Learning Objectives

  • Create and manipulate vector attributes

  • Subset data

  • Plot lat lon as points

  • Subset points by location


Attributes & Indexing for Vector Data#


Fig. 38 Structure of a GeoDataFrame extends the functionality of a Pandas DataFrame#

Each GeoSeries can contain any geometry type (e.g. points, lines, polygon) and has a GeoSeries.crs attribute, which stores information on the projection (CRS stands for Coordinate Reference System). Therefore, each GeoSeries in a GeoDataFrame can be in a different projection, allowing you to have, for example, multiple versions of the same geometry, just in a different CRS.


Becuase GeoPandas are so intertwined spend the time to learn more about here Pandas User Guide

Create New Attributes#

One of the most basic operations is creating new attributes. Let’s say for instance we want to look at the world population in millions. We can start with an existing column of data pop_est. Let’s start by looking at the column names:

import geopandas
world = geopandas.read_file(geopandas.datasets.get_path('naturalearth_lowres'))
Index(['pop_est', 'continent', 'name', 'iso_a3', 'gdp_md_est', 'geometry'], dtype='object')

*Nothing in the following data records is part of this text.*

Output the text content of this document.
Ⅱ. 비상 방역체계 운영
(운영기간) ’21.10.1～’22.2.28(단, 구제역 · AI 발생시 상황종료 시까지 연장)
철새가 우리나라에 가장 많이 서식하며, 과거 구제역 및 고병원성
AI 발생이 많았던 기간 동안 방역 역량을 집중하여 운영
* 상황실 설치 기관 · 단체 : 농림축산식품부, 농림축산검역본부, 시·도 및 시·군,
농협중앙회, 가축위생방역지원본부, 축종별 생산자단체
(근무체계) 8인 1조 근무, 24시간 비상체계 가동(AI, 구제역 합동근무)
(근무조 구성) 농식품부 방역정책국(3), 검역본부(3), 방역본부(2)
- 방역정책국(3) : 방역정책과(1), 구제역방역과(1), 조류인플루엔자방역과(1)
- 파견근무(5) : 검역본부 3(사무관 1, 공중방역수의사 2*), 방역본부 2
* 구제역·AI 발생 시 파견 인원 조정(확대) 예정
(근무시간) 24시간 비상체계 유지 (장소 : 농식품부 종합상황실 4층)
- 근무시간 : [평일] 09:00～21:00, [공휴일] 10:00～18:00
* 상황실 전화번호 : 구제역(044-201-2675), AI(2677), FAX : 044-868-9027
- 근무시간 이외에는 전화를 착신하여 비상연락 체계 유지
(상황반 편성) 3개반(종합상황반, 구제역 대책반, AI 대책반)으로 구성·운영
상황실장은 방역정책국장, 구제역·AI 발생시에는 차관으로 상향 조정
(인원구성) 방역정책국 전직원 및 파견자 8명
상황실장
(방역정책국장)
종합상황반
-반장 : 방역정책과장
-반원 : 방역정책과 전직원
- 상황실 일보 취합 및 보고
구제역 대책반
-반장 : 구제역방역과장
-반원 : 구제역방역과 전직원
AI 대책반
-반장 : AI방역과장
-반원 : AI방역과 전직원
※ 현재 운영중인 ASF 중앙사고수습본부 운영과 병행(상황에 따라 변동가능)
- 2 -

We can then do basic operations on the basis of column names. Here we create a new column m_pop_est:

world['m_pop_est'] = world['pop_est'] / 1e6
pop_est continent name iso_a3 gdp_md_est geometry m_pop_est
0 920938 Oceania Fiji FJI 8374.0 MULTIPOLYGON (((180.00000 -16.06713, 180.00000... 0.920938
1 53950935 Africa Tanzania TZA 150600.0 POLYGON ((33.90371 -0.95000, 34.07262 -1.05982... 53.950935

Indexing and Selecting Data#

GeoPandas inherits the standard pandas methods for indexing/selecting data. This includes label based indexing with .loc and integer position based indexing with .iloc, which apply to both GeoSeries and GeoDataFrame objects. For more information on indexing/selecting, see the pandas documentation.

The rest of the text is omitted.